When Small Variations Become Big Failures: Reliability Challenges in Compute-in-Memory Neural Accelerators
arXiv:2603.03491v1 Announce Type: new
Abstract: Compute-in-memory (CiM) architectures promise significant improvements in energy efficiency and throughput for deep neural network acceleration by alleviating the von Neumann bottleneck. However, their reliance on emerging non-volatile memory devices introduces device-level non-idealities-such as write variability, conductance drift, and stochastic noise-that fundamentally challenge reliability, predictability, and safety, especially in safety-critical applications. This talk examines the reliability limits of CiM-based neural accelerators and presents a series of techniques that bridge device physics, architecture, and learning algorithms to address these challenges. We first demonstrate that even small device variations can lead to disproportionately large accuracy degradation and catastrophic failures in safety-critical inference workloads, revealing a critical gap between average-case evaluations and worst-case behavior.
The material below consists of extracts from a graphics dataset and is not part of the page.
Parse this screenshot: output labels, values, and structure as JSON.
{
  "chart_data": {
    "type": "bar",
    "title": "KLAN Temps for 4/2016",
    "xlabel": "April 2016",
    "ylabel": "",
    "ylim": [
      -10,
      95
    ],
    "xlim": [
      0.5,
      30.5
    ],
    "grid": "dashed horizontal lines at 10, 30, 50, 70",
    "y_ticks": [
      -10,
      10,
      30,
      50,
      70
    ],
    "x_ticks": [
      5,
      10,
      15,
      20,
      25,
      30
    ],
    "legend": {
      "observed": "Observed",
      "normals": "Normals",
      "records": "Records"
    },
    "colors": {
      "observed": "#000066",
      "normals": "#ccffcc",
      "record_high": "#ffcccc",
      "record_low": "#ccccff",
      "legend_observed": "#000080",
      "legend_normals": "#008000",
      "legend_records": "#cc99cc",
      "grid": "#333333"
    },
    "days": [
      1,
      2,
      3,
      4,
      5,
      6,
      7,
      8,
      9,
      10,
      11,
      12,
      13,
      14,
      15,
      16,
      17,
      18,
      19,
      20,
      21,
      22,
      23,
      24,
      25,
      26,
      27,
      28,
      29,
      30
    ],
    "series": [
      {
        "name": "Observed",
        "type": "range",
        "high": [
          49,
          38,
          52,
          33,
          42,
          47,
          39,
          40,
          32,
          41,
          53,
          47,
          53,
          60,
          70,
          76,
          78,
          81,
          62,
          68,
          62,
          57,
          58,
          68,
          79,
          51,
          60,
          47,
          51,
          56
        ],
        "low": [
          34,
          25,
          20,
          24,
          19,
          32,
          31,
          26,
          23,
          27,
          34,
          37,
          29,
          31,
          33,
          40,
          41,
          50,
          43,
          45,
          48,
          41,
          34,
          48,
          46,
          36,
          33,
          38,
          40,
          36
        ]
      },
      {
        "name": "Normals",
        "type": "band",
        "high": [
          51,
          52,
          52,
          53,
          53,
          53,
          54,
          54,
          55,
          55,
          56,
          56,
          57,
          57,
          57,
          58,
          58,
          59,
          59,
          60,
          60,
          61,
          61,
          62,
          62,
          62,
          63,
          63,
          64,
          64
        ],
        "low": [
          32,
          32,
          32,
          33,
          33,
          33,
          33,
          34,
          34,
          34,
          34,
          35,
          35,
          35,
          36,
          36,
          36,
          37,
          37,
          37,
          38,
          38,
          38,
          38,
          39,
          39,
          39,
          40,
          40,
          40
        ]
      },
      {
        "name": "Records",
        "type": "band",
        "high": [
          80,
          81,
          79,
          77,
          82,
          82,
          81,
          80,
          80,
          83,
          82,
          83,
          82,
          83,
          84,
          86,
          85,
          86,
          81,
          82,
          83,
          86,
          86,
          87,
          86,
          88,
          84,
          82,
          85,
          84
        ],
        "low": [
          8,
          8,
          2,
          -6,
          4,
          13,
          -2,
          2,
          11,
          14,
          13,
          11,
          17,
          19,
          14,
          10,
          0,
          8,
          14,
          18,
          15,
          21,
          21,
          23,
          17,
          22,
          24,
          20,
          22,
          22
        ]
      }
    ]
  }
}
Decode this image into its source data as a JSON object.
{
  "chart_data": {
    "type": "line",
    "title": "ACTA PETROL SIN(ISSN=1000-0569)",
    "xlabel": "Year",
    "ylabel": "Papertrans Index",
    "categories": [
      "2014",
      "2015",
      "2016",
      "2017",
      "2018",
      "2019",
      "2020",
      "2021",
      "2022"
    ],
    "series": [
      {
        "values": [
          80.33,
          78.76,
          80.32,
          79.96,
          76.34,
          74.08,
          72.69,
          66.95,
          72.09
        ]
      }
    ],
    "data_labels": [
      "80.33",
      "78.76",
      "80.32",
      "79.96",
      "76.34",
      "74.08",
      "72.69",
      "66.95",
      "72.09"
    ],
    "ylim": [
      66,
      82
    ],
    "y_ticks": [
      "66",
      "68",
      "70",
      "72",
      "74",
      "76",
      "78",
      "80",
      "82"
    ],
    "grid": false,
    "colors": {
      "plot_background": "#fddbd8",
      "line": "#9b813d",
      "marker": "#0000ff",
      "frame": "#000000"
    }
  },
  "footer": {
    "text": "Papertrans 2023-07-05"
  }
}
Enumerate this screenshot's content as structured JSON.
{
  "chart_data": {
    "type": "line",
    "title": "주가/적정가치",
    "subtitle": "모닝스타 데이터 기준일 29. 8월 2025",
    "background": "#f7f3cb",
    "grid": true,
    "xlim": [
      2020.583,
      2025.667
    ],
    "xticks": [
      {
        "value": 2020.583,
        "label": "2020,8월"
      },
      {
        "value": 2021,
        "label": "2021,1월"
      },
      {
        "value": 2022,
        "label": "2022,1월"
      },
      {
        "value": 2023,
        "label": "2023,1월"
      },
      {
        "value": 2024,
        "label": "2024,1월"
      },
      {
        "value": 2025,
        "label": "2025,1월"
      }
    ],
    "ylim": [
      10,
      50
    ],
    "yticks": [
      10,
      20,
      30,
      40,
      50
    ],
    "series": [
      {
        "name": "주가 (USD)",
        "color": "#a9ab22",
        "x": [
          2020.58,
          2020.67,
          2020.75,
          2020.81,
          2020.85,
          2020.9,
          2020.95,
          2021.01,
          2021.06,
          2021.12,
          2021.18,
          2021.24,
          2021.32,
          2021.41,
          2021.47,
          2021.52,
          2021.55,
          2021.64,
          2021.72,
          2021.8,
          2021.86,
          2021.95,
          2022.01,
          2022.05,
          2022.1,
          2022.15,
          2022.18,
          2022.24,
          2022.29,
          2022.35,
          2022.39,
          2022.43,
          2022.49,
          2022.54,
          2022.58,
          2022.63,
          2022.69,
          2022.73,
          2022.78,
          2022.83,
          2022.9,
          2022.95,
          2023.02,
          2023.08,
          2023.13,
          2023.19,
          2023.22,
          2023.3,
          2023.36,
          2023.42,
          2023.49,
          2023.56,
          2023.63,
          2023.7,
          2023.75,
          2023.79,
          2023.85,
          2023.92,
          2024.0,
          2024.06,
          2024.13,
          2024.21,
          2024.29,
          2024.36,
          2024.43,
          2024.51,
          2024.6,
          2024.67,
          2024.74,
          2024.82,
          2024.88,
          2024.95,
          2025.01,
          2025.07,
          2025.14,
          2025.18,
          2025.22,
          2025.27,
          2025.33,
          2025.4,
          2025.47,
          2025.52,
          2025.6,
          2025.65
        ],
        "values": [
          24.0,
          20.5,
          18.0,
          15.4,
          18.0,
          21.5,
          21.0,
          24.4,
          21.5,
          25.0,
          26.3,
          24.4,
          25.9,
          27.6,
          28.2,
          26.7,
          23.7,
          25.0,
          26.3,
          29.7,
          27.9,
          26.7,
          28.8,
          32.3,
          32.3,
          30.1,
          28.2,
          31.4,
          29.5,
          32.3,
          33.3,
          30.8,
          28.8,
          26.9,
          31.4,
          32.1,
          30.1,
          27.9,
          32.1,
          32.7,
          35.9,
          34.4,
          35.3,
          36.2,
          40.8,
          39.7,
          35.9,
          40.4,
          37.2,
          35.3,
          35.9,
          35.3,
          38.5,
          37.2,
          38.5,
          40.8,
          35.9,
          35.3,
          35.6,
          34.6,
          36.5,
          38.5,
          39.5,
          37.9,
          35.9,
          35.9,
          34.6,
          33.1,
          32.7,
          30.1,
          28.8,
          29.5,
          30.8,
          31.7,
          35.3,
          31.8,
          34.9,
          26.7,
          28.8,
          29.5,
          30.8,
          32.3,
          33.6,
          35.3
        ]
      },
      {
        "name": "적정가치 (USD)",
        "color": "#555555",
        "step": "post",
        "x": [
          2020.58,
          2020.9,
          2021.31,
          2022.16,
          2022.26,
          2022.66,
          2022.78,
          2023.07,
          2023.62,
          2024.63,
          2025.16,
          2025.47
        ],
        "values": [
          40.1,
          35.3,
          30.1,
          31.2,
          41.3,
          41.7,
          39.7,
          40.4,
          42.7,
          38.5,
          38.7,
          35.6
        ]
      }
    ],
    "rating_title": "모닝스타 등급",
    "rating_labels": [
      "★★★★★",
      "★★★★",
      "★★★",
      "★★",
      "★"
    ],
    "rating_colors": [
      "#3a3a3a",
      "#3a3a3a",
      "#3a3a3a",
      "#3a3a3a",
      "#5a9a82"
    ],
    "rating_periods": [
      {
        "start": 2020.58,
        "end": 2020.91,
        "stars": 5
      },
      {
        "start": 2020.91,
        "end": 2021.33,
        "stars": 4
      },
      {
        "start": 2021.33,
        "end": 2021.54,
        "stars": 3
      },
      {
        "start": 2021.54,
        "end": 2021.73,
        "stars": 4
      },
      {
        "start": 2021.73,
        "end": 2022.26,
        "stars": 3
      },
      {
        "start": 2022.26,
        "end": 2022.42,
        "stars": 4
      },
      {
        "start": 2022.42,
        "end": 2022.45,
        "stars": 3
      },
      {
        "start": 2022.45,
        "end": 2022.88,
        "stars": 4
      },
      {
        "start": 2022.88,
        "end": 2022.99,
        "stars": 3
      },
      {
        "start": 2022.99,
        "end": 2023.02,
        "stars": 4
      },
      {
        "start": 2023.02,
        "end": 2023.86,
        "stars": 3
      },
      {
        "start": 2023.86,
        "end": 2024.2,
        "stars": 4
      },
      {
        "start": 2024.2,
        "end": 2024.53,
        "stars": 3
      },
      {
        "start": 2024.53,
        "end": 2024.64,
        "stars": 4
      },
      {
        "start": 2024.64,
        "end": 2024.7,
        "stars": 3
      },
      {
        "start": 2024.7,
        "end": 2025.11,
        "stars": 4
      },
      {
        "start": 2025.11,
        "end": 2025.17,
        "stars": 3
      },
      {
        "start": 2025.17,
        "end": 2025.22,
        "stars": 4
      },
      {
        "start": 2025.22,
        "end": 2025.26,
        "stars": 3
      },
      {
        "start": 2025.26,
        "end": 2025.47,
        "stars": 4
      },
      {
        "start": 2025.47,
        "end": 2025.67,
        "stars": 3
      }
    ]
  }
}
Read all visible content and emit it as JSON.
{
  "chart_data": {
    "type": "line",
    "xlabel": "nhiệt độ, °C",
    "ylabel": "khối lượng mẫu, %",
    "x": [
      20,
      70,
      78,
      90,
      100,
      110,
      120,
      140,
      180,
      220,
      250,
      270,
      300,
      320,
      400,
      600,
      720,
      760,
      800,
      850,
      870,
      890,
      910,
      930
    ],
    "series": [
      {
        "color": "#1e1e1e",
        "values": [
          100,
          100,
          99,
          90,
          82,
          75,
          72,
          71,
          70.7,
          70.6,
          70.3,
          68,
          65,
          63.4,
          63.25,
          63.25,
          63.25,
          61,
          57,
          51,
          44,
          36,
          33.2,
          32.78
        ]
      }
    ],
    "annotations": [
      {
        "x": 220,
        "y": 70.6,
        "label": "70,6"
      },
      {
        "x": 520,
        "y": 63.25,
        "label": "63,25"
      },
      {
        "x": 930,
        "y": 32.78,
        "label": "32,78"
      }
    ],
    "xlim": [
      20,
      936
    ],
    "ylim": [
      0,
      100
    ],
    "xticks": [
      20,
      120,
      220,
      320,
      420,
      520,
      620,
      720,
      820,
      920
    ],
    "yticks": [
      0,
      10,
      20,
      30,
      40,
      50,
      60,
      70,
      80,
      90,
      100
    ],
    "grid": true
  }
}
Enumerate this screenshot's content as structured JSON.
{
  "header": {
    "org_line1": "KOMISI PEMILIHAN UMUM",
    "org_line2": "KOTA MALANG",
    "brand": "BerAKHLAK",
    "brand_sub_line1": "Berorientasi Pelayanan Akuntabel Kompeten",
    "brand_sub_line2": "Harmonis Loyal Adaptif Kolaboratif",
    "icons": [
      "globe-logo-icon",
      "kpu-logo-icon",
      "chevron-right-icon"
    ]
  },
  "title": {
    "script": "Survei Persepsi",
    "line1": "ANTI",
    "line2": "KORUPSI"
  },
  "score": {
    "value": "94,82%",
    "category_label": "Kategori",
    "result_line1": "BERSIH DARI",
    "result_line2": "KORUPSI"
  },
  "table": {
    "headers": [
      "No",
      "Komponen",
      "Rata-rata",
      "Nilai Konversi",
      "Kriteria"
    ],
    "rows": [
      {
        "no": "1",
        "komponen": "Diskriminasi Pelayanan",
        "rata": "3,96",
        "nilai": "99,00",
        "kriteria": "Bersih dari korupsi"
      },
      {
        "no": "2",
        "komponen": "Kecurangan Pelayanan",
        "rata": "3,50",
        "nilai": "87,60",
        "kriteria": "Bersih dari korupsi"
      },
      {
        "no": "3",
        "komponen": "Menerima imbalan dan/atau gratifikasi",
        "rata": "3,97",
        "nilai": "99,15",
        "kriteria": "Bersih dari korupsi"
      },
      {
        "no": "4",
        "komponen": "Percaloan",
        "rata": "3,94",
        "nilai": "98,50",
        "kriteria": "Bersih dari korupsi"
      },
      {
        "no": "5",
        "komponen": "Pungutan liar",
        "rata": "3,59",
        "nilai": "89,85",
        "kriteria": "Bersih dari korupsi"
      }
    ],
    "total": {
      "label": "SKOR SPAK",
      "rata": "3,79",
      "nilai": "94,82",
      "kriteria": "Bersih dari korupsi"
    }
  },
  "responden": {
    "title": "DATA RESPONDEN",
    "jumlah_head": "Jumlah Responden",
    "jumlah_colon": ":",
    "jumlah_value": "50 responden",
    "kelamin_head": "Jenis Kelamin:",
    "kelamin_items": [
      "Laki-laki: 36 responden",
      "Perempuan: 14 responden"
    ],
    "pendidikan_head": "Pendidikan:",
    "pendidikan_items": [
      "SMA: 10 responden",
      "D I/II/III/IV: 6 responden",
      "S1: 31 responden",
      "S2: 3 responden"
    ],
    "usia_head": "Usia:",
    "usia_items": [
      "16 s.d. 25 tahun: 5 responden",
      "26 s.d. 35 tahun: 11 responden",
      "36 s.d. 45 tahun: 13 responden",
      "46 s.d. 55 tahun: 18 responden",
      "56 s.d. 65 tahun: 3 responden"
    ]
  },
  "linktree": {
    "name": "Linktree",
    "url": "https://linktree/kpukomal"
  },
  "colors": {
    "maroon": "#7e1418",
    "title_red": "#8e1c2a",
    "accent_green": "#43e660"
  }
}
Building on this insight, we introduce SWIM, a selective write-verify mechanism that strategically applies verification only where it is most impactful, significantly improving reliability while maintaining CiM’s efficiency advantages. Finally, we explore a learning-centric solution that improves realistic worst-case performance by training neural networks with right-censored Gaussian noise, aligning training assumptions with hardware-induced variability and enabling robust deployment without excessive hardware overhead. Together, these works highlight the necessity of cross-layer co-design for CiM accelerators and provide a principled path toward dependable, efficient neural inference on emerging memory technologies-paving the way for their adoption in safety- and reliability-critical systems.